Parmi toutes ces thérapies, quelle sera la plus efficace pour un cancer et un patient donnés ? Pour le savoir, une fois la tumeur détectée, il faut la caractériser le plus précisément possible : c’est là un enjeu majeur de la recherche sur les futurs traitements. Étonnamment, une simple prise de sang s’avère d’une aide précieuse. Plus exactement, une « biopsie liquide », comme l’appelle sa découvreuse, la Dre Catherine Alix-Panabières au CHU de Montpellier. Elle explique : « Tout est parti de l’analyse du comportement de l’amas de cellules cancéreuses formant la tumeur primaire. Certaines d’entre elles, plus agressives, se décrochent : ce sont les “cellules tumorales circulantes” (CTC) qui gagnent la circulation sanguine pour se retrouver dans la moelle osseuse, les os, les poumons, le cerveau… et créent des métastases secondaires, celles qui tuent les patients. Or, grâce à des techniques ultrasensibles, on peut aujourd’hui analyser les CTC qui sont en quantité infime dans un prélèvement sanguin. » Plus avant, la biopsie liquide permet de détecter de l’ADN tumoral, des vésicules extracellulaires, des micro ARN... autant de molécules qui dressent, en temps réel, le portrait-robot du cancer. Les applications cliniques sont nombreuses, et prometteuses. On peut évidemment identifier des cibles thérapeutiques, prédire l’agressivité d’un cancer, mais aussi repérer les mécanismes de résistance au traitement et détecter précocement une rechute.
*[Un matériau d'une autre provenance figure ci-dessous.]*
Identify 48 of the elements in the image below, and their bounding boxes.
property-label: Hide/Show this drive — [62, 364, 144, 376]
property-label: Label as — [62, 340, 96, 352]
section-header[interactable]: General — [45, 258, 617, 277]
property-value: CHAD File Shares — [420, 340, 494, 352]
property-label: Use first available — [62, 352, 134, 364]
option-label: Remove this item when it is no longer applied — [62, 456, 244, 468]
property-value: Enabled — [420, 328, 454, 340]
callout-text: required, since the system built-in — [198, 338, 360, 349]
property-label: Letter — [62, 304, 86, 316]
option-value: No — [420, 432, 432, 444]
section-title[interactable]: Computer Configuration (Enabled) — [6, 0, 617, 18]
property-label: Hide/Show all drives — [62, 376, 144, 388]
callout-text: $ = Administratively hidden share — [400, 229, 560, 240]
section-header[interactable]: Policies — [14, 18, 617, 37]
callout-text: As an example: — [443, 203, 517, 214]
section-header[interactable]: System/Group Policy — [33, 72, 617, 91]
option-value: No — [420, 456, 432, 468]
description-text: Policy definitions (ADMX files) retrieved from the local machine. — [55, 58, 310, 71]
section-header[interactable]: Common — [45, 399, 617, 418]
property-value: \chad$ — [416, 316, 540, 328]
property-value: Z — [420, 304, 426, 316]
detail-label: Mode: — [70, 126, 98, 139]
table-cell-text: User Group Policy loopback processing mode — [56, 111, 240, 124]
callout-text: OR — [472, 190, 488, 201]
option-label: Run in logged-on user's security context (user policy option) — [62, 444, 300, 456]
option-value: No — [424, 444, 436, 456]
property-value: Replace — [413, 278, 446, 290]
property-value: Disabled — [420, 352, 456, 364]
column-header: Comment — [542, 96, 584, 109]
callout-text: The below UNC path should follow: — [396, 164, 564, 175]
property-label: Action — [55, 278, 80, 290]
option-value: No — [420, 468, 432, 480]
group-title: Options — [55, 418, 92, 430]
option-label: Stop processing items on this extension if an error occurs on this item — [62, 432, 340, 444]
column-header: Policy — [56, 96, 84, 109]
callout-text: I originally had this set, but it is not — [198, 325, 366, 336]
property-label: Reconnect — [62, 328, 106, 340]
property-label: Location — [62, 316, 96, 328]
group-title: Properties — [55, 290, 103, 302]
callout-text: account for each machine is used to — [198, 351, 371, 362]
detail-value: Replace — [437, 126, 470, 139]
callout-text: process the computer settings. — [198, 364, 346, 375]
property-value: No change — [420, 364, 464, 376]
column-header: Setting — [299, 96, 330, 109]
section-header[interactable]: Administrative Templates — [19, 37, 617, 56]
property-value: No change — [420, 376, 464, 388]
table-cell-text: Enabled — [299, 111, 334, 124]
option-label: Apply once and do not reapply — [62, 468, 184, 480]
Ces grands progrès en cancérologie n’auraient sans doute pas pu advenir sans une autre révolution en marche : celle de la bio-informatique, du séquençage haut débit de l’ADN, de l’intelligence artificielle (IA), des bases de données... Le cancer, c’est aussi du « big data » ! « On est capable aujourd’hui de détecter une cellule unique dans une tumeur. Grâce aux algorithmes de l’IA, on peut analyser des milliers de prélèvements sur lame et en sortir des diagnostics et des pronostics. On intègre l’imagerie, le moléculaire et la clinique, et cela change tout dans la prise en charge », décrit Karin Tarte. Soigner le cancer reste un défi, mais la recherche est en train de prouver qu’il est gagnable.